Plus que le coût de la main d'œuvre, c'est bien la fiscalité qui plombe l'industrie française

Le secteur de l'industrie prévoit d'embaucher, mais plutôt à l'étranger. - Jeff Pachoud - AFP
"Est-ce que ce n'est pas la crise de trop?" s'interrogeait, cette semaine, Philippe D'Ornano, le patron de Sisley et co-président du Mouvement des entreprises de taille intermédiaire (Meti), sur BFM Business.
Pour l'industrie française, le coronavirus est un nouveau coup dur alors que le secteur semblait reprendre des couleurs depuis plusieurs années.
Un renouveau qui contrastait avec des décennies de déclin, comme le rappelle un nouveau rapport de France Stratégie, une institution (indépendante) rattachée au Premier ministre.
"La France est parmi les grands pays industrialisés celui qui a subi la plus forte désindustrialisation durant les dernières décennies" soulignent les auteurs. "Depuis 1980, les branches industrielles ont perdu près de la moitié de leurs effectifs (2,2 millions d’emplois), et l’industrie ne représente plus aujourd’hui que 10,3 % du total des emplois."
Résultat, la part de l’industrie dans le PIB a reculé de 10 points sur la même période en France et s’établissait ainsi à 13,4 % en 2018, contre 25,5 % en Allemagne, 19,7 % en Italie, ou encore 16,1 % en Espagne.

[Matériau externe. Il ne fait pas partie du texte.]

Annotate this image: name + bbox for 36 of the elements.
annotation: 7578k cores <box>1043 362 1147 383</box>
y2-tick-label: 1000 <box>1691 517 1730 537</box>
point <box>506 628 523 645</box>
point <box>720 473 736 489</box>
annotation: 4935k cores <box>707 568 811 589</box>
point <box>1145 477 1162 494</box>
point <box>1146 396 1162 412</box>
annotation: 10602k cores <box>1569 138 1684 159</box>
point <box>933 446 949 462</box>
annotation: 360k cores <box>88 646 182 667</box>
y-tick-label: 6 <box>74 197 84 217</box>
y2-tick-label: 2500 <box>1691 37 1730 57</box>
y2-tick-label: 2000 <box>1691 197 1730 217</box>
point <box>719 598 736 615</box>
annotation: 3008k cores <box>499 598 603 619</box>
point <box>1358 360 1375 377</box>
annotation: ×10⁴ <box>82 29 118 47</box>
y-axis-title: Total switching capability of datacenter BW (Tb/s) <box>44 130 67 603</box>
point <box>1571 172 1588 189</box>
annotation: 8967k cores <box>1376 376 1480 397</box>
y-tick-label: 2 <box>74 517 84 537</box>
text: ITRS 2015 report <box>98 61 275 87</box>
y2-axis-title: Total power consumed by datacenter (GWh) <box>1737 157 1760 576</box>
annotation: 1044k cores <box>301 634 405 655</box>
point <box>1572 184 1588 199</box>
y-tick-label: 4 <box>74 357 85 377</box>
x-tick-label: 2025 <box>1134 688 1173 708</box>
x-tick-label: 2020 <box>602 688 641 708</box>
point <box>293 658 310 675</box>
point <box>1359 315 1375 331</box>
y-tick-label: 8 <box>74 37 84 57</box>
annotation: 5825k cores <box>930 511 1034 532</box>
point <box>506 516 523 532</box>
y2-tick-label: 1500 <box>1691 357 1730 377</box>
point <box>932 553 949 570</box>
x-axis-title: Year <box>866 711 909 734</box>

Des taxes parfois ubuesques
Longtemps, l'argument se résumait au coût de la main d'œuvre, trop important par rapport aux pays en développement. En réalité, ce facteur n'explique pas la domination allemande, qui a su maintenir une industrie forte sur son territoire. D'ailleurs, "la hausse des salaires au cours des vingt dernières années a été similaire à celle de la moyenne des pays de la zone euro" tranche le rapport.

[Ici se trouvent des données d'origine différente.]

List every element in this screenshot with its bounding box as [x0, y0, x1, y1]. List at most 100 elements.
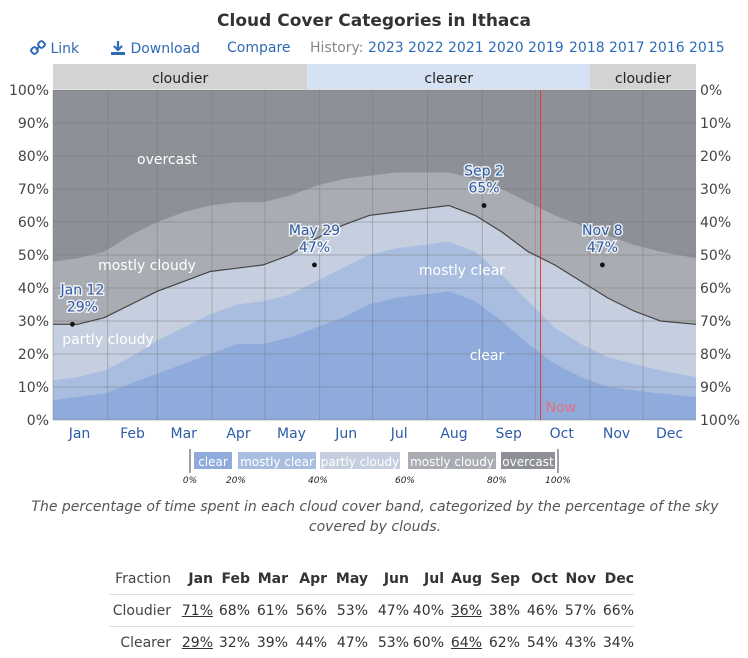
table-cell: 57% — [558, 594, 596, 627]
y-tick-right: 70% — [700, 314, 731, 330]
table-cell: 38% — [482, 594, 520, 627]
table-cell: 60% — [412, 634, 444, 651]
history-year-2017[interactable]: 2017 — [609, 40, 645, 56]
y-tick-left: 70% — [18, 182, 49, 198]
x-tick-month: Feb — [120, 426, 145, 442]
table-cell: 29% — [181, 634, 213, 651]
annotation-date: May 29 — [289, 223, 340, 239]
table-row-label: Cloudier — [109, 594, 175, 627]
legend-label: mostly cloudy — [410, 455, 494, 469]
x-tick-month: Jun — [334, 426, 357, 442]
table-header-dec: Dec — [604, 570, 634, 587]
history-year-2022[interactable]: 2022 — [408, 40, 444, 56]
annotation-value: 65% — [468, 181, 499, 197]
y-tick-left: 80% — [18, 149, 49, 165]
download-icon — [111, 41, 125, 55]
legend-swatch — [238, 452, 316, 469]
link-icon — [30, 40, 46, 55]
y-tick-left: 90% — [18, 116, 49, 132]
area-label-clear: clear — [470, 348, 505, 364]
legend-scale-tick: 20% — [226, 476, 246, 486]
legend-swatch — [408, 452, 496, 469]
table-header-jan: Jan — [188, 570, 213, 587]
legend-swatch — [320, 452, 400, 469]
clearer-fraction-line — [53, 204, 697, 325]
history-year-2020[interactable]: 2020 — [488, 40, 524, 56]
x-tick-month: Jul — [390, 426, 408, 442]
legend-swatch — [194, 452, 232, 469]
table-cell: 40% — [409, 594, 444, 627]
history-year-2018[interactable]: 2018 — [569, 40, 605, 56]
y-tick-right: 10% — [700, 116, 731, 132]
band-label: clearer — [424, 71, 473, 87]
table-header-label: Fraction — [115, 570, 171, 587]
table-cell: 46% — [520, 594, 558, 627]
table-cell: 56% — [288, 594, 327, 627]
table-cell: 61% — [250, 594, 288, 627]
table-cell: 39% — [256, 634, 288, 651]
chart-caption: The percentage of time spent in each clo… — [31, 499, 719, 535]
table-cell: 36% — [444, 594, 482, 627]
compare-button[interactable]: Compare — [227, 40, 291, 56]
y-tick-left: 10% — [18, 380, 49, 396]
table-header-oct: Oct — [531, 570, 558, 587]
band-clearer — [307, 64, 591, 89]
table-header-sep: Sep — [490, 570, 520, 587]
table-header-mar: Mar — [257, 570, 288, 587]
y-tick-left: 100% — [9, 83, 49, 99]
table-header-may: May — [335, 570, 368, 587]
monthly-fraction-table: Fraction Jan Feb Mar Apr May Jun Jul Aug Sep Oct N… — [109, 563, 634, 658]
legend-scale-tick: 60% — [395, 476, 415, 486]
table-cell: 68% — [213, 594, 250, 627]
table-cell: 54% — [526, 634, 558, 651]
annotation-value: 29% — [67, 299, 98, 315]
history-year-2019[interactable]: 2019 — [528, 40, 564, 56]
annotation-date: Jan 12 — [60, 282, 105, 298]
band-label: cloudier — [615, 71, 671, 87]
table-header-aug: Aug — [451, 570, 482, 587]
table-row-cloudier: Cloudier 71% 68% 61% 56% 53% 47% 40% 36% 38% 46% 5… — [109, 594, 634, 627]
band-cloudier — [590, 64, 696, 89]
link-button[interactable]: Link — [30, 40, 79, 57]
legend-scale-tick: 0% — [183, 476, 197, 486]
history-year-2016[interactable]: 2016 — [649, 40, 685, 56]
x-tick-month: Jan — [68, 426, 91, 442]
table-header-nov: Nov — [565, 570, 596, 587]
history-year-2015[interactable]: 2015 — [689, 40, 725, 56]
y-tick-right: 50% — [700, 248, 731, 264]
annotation-value: 47% — [299, 240, 330, 256]
download-button[interactable]: Download — [110, 40, 200, 57]
legend-label: clear — [198, 455, 228, 469]
legend-scale-tick: 80% — [487, 476, 507, 486]
toolbar: Link Download Compare History: 2023 2022… — [0, 40, 748, 60]
table-cell: 53% — [377, 634, 409, 651]
legend-scale-tick: 100% — [545, 476, 571, 486]
table-cell: 47% — [368, 594, 409, 627]
legend-label: partly cloudy — [321, 455, 399, 469]
table-cell: 66% — [596, 594, 634, 627]
area-label-partly-cloudy: partly cloudy — [62, 332, 154, 348]
y-tick-right: 80% — [700, 347, 731, 363]
cloud-cover-chart: cloudier clearer cloudier Now overcast mostly… — [9, 64, 740, 486]
table-cell: 62% — [488, 634, 520, 651]
annotation-point — [70, 321, 75, 327]
history-year-2023[interactable]: 2023 — [368, 40, 404, 56]
table-cell: 32% — [218, 634, 250, 651]
y-tick-right: 0% — [700, 83, 722, 99]
area-label-mostly-clear: mostly clear — [419, 263, 505, 279]
y-tick-left: 0% — [27, 413, 49, 429]
table-header-row: Fraction Jan Feb Mar Apr May Jun Jul Aug Sep Oct N… — [109, 563, 634, 595]
history-year-2021[interactable]: 2021 — [448, 40, 484, 56]
table-header-jul: Jul — [424, 570, 444, 587]
x-tick-month: Apr — [226, 426, 250, 442]
area-label-mostly-cloudy: mostly cloudy — [98, 258, 196, 274]
legend-label: mostly clear — [240, 455, 314, 469]
table-header-feb: Feb — [221, 570, 250, 587]
annotation-point — [312, 262, 317, 268]
legend-label: overcast — [502, 455, 554, 469]
area-label-overcast: overcast — [137, 152, 197, 168]
x-tick-month: Sep — [496, 426, 523, 442]
x-tick-month: Aug — [440, 426, 467, 442]
y-tick-right: 100% — [700, 413, 740, 429]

Le principal facteur est d'abord la fiscalité:
"L’industrie en France est soumise à un taux de prélèvements obligatoires supérieur à celui qui prévaut dans les autres secteurs, alors même qu’elle est exposée à une plus grande concurrence internationale", poursuivent les auteurs. "Alors que les responsables politiques de tous bords affichent régulièrement leur soutien à l’industrie, il s’avère que le pays a fait le choix collectivement d’en faire un secteur plus taxé que les autres."
Au total, la différence des niveaux de taxation avec l’Allemagne s’élève à 10,7 points de la valeur ajoutée du secteur manufacturier dont plus de la moitié en raison des fameux impôts de production, régulièrement critiqués par la profession.
Certaines taxes s'appliquent sur le chiffre d'affaires, alors même que l'entreprise ne réalise aucun bénéfice. Parfois, elles sont totalement ubuesques : "nous sommes taxés sur les transports en commun alors que nos sites ne sont pas accessibles par des transports en commun" résumait sur BFM Business Elizabeth Ducottet, PDG du groupe Thuasne.
Le déclassement français s'explique aussi par des mauvais choix. Plutôt qu'une montée en gamme, choix réalisé en Allemagne dans les années 1980, l'industrie tricolore a choisi la délocalisation. A l'heure où il est question de relocaliser des secteurs "essentiels", la France se retrouve un peu démunie.
Pourtant, les premières réponses ont été apportées par le CICE et le Pacte de responsabilité de François Hollande pour apporter plus de compétitivité à l'industrie. "Établies suite à la prise de conscience suscitée par le rapport Gallois de 2012 pointant le risque de marginalisation de l’industrie française face à la dérive de ses coûts, ces mesures ont contribué à combler l’écart de coût salarial unitaire (tous secteurs confondus) vis-à-vis de l’Allemagne" indique France Stratégie.
Le gouvernement actuel a poursuivi ce travail en annonçant cette année, une baisse de dix milliards d'euros des impôts de production. Un bon début, rappelait Philippe D'ornano, mais pas suffisant dans un contexte de crise économique.